What's your opinion on DSOs?

SCOTT MANNING

Number one, I would worry about it. Number two, the old saying “if you can't beat them, join them,” is a stupid idea. I call it “play a different game.” I just did a recent training called “A Radically Better Way to Practice Dentistry” about changing the rules of insurance, of time, of money, and of people. You don't try to win at that game. People don't understand DSOs and how they make money, because it’s not on dentistry. They’re making it with other things, buying power and all that.

You might decide you can make more money by constantly suppressing your overhead. If you go too far, all of a sudden you can't produce because you have no supplies or people to do it with. Out-earn your problems. You're going to grow and abundantly achieve great results.

Therefore, here's the good news. All DSOs and corporate dentistry do is let patients pick and know their doctor. Patients thrive. If you have concierge relationships, a slower pace-based boutique practice, yes, every time corporate or DSO pops up or somebody else takes insurance, you may have to delay gratification a little bit, but all the right patients come back to you.

People still and always will value relationship and personality. But if you try to play that game, you're going to lose, because you don't understand the rules of the dynamic they're operating under. Instead, we go back to where we began. Why not figure out what's a victory for you, reverse engineer, and build the business of your dreams? Be able to work by choice, not by necessity, and you can't imagine ever selling it or leaving it because you just love it so much.

ROSS BRANNON

What advice would you give a new dental school graduate?

SCOTT MANNING

Expedite your experience. Don't let people pigeonhole you, get as much exposure as you can to as many different things, including potentially practice models.

If you have fire in your belly, a little spark in your eye, and you want to become more than just a doctor, there's nothing better on planet Earth than being an entrepreneur and an owner of your own business, in control of your own destiny.

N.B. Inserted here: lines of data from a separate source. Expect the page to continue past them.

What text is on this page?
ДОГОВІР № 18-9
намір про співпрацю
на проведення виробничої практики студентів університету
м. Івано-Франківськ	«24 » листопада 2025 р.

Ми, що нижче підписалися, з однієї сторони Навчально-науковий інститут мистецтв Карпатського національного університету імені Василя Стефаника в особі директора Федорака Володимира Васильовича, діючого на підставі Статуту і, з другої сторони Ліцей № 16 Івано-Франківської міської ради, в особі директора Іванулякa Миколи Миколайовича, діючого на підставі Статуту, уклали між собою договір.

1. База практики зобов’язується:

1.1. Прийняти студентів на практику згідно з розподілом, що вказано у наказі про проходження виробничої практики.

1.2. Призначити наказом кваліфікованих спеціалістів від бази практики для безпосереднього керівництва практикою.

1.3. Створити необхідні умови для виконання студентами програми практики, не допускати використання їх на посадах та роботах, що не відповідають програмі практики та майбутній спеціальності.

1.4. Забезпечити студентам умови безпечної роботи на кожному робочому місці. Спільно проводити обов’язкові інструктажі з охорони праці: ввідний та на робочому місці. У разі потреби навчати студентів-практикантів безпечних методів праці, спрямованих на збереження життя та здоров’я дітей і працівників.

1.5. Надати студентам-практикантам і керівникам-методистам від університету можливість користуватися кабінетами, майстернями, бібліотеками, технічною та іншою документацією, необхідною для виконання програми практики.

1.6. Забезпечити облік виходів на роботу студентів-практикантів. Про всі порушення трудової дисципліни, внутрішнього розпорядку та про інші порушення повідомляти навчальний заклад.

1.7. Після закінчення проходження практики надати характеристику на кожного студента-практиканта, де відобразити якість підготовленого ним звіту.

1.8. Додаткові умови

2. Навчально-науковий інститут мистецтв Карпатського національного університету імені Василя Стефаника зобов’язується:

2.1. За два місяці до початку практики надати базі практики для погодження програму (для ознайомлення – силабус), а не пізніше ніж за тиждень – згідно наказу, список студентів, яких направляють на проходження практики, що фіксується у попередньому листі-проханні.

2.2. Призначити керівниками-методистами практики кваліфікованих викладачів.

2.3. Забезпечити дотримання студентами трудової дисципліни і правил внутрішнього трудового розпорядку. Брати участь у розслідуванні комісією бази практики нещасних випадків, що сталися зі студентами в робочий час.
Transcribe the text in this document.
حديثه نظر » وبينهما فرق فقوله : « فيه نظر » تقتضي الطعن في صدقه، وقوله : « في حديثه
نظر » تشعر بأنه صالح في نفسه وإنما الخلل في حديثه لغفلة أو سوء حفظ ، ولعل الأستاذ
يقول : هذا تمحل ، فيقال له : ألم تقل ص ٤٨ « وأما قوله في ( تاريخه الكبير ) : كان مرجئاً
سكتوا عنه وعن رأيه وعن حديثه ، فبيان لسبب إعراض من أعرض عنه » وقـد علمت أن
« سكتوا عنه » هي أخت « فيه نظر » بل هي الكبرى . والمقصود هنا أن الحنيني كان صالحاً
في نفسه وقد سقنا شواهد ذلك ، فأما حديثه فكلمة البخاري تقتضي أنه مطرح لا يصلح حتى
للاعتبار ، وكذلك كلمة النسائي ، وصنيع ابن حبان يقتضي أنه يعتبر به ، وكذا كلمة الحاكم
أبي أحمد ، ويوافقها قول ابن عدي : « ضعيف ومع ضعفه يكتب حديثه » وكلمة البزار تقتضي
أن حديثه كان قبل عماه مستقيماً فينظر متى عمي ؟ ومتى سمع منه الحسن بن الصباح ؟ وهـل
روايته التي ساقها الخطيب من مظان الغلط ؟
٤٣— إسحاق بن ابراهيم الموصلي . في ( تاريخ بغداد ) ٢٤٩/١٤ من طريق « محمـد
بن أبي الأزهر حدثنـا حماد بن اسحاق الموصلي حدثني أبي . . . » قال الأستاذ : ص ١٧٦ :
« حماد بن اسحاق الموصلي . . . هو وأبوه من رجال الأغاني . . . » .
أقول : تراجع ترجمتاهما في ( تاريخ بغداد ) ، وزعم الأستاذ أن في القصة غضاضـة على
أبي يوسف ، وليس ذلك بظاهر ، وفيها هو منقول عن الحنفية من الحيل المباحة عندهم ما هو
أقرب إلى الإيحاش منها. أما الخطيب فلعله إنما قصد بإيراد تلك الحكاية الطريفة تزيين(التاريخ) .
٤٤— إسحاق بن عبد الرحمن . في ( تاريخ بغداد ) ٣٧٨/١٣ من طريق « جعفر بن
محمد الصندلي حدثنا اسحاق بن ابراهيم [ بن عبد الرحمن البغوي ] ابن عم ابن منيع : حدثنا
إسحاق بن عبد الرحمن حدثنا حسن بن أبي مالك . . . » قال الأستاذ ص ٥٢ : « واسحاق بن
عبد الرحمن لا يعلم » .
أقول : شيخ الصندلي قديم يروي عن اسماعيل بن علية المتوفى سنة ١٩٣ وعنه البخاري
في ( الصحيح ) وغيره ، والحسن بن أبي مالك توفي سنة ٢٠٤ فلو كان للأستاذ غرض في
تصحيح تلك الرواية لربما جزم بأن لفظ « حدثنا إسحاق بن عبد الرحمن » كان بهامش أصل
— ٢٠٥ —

The faster you can own, the better.

It's the equivalent of compounding interest in the bank account, or investing in your future. The faster you do that, the better. You may want to get a year or two of life experience, maybe in an existing practice or associate with a doctor where you can transition into ownership. If it were up to me, I would pick an amazing doctor that values mentoring and wants to leave a legacy and put their patients in good hands. I'd go and pay my dues, and I'd have a path to ownership with a doctor that believes in all the right things. You're going to be set up for success so incredibly well.

You leapfrog your future by decades, you achieve things in a few years that it took others decades to do, or that many doctors never do, because you put yourself in the right environment. That’s far greater than anything you're ever going to get in school.

ROSS BRANNON

Thank you for sharing your knowledge, it will benefit a lot of people.